Les cheveux s’allongent, les guitares se branchent, Londres et New York se répondent comme jamais. 1965 a tout changé sans prévenir personne.
Highway 61 Revisited - Bob Dylan
Dès les premières mesures, la guitare électrique surgit là où on ne l’attendait pas, et les puristes du folk grincent des dents. La voix éraillée s’impose comme une confidence rageuse, presque un défi lancé à travers le poste. On l’imagine résonner dans une chambre d’étudiant, fenêtre entrouverte, disque posé de travers sur la platine, pendant qu’on refait le monde à voix basse.
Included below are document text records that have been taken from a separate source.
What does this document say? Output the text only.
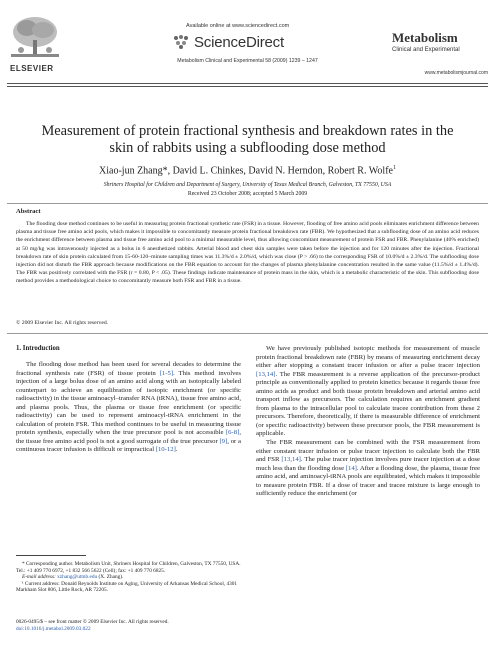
ELSEVIER
Available online at www.sciencedirect.com
ScienceDirect
Metabolism Clinical and Experimental 58 (2009) 1239 – 1247
Metabolism
Clinical and Experimental
www.metabolismjournal.com
Measurement of protein fractional synthesis and breakdown rates in the skin of rabbits using a subflooding dose method
Xiao-jun Zhang*, David L. Chinkes, David N. Herndon, Robert R. Wolfe$^1$
Shriners Hospital for Children and Department of Surgery, University of Texas Medical Branch, Galveston, TX 77550, USA
Received 23 October 2008; accepted 5 March 2009
Abstract
The flooding dose method continues to be useful in measuring protein fractional synthetic rate (FSR) in a tissue. However, flooding of free amino acid pools eliminates enrichment difference between plasma and tissue free amino acid pools, which makes it impossible to concomitantly measure protein fractional breakdown rate (FBR). We hypothesized that a subflooding dose of an amino acid reduces the enrichment difference between plasma and tissue free amino acid pool to a minimal measurable level, thus allowing concomitant measurement of protein FSR and FBR. Phenylalanine (40% enriched) at 50 mg/kg was intravenously injected as a bolus in 6 anesthetized rabbits. Arterial blood and chest skin samples were taken before the injection and for 120 minutes after the injection. Fractional breakdown rate of skin protein calculated from 15-60-120–minute sampling times was 11.3%/d ± 2.0%/d, which was close (P > .66) to the corresponding FSR of 10.0%/d ± 2.3%/d. The subflooding dose injection did not disturb the FBR approach because modifications on the FBR equation to account for the changes of plasma phenylalanine concentration resulted in the same value (11.5%/d ± 1.4%/d). The FBR was positively correlated with the FSR (r = 0.80, P < .05). These findings indicate maintenance of protein mass in the skin, which is a metabolic characteristic of the skin. This subflooding dose method provides a methodological choice to concomitantly measure both FSR and FBR in a tissue.
© 2009 Elsevier Inc. All rights reserved.
1. Introduction

The flooding dose method has been used for several decades to determine the fractional synthesis rate (FSR) of tissue protein [1-5]. This method involves injection of a large bolus dose of an amino acid along with an isotopically labeled counterpart to achieve an equilibration of isotopic enrichment (or specific radioactivity) in the tissue aminoacyl–transfer RNA (tRNA), tissue free amino acid, and plasma pools. Thus, the plasma or tissue free enrichment (or specific radioactivity) can be used to represent aminoacyl-tRNA enrichment in the calculation of protein FSR. This method continues to be useful in measuring tissue protein synthesis, especially when the true precursor pool is not accessible [6-8], the tissue free amino acid pool is not a good surrogate of the true precursor [9], or a continuous tracer infusion is difficult or impractical [10-12].

* Corresponding author. Metabolism Unit, Shriners Hospital for Children, Galveston, TX 77550, USA. Tel.: +1 409 770 6972, +1 832 566 5622 (Cell); fax: +1 409 770 6825.

E-mail address: xzhang@utmb.edu (X. Zhang).

¹ Current address: Donald Reynolds Institute on Aging, University of Arkansas Medical School, 4301 Markham Slot 806, Little Rock, AR 72205.

We have previously published isotopic methods for measurement of muscle protein fractional breakdown rate (FBR) by means of measuring enrichment decay either after stopping a constant tracer infusion or after a pulse tracer injection [13,14]. The FBR measurement is a reverse application of the precursor-product principle as conventionally applied to protein kinetics because it regards tissue free amino acids as product and both tissue protein breakdown and arterial amino acid transport inflow as precursors. The calculation requires an enrichment gradient from plasma to the intracellular pool to calculate tracee contribution from these 2 precursors. Therefore, theoretically, if there is measurable difference of enrichment (or specific radioactivity) between these precursor pools, the FBR measurement is applicable.

The FBR measurement can be combined with the FSR measurement from either constant tracer infusion or pulse tracer injection to calculate both the FBR and FSR [13,14]. The pulse tracer injection involves pure tracer injection at a dose much less than the flooding dose [14]. After a flooding dose, the plasma, tissue free amino acid, and aminoacyl-tRNA pools are equilibrated, which makes it impossible to measure protein FBR. If a dose of tracer and tracee mixture is large enough to sufficiently reduce the enrichment (or

0026-0495/$ – see front matter © 2009 Elsevier Inc. All rights reserved.
doi:10.1016/j.metabol.2009.03.022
Un disque qui ne cherche pas à plaire, et c’est exactement pour ça qu’il colle si bien à l’esprit bousculé de cette année-là.
Otis Blue/Otis Redding Sings Soul - Otis Redding
La voix arrive comme une vague de chaleur, brute et sincère, de celles qui remplissent une pièce entière sans effort. On devine ce disque tournant tard le soir, dans une voiture aux vitres baissées ou lors d’une soirée où les corps se rapprochent sans qu’on ose se l’avouer. Chaque respiration semble habitée d’une émotion vraie, presque physique. C’est un souffle soul qui traverse 1965 en silence, mais qui marque les mémoires bien après que la musique se soit tue.
Mr. Tambourine Man - The Byrds
Les premiers accords scintillent comme une lumière filtrée à travers un pare-brise, légers, presque hypnotiques. On l’entend depuis l’autoradio d’une décapotable filant sur une route d’été, casque sur les oreilles au fond d’une chambre, ou diffusé par une fenêtre ouverte un dimanche matin. Cette clarté mélodique a quelque chose de rassurant et d’irrésistible à la fois. Un disque solaire qui incarne, à sa manière douce, l’insouciance flottante qui caractérise si bien cette année charnière.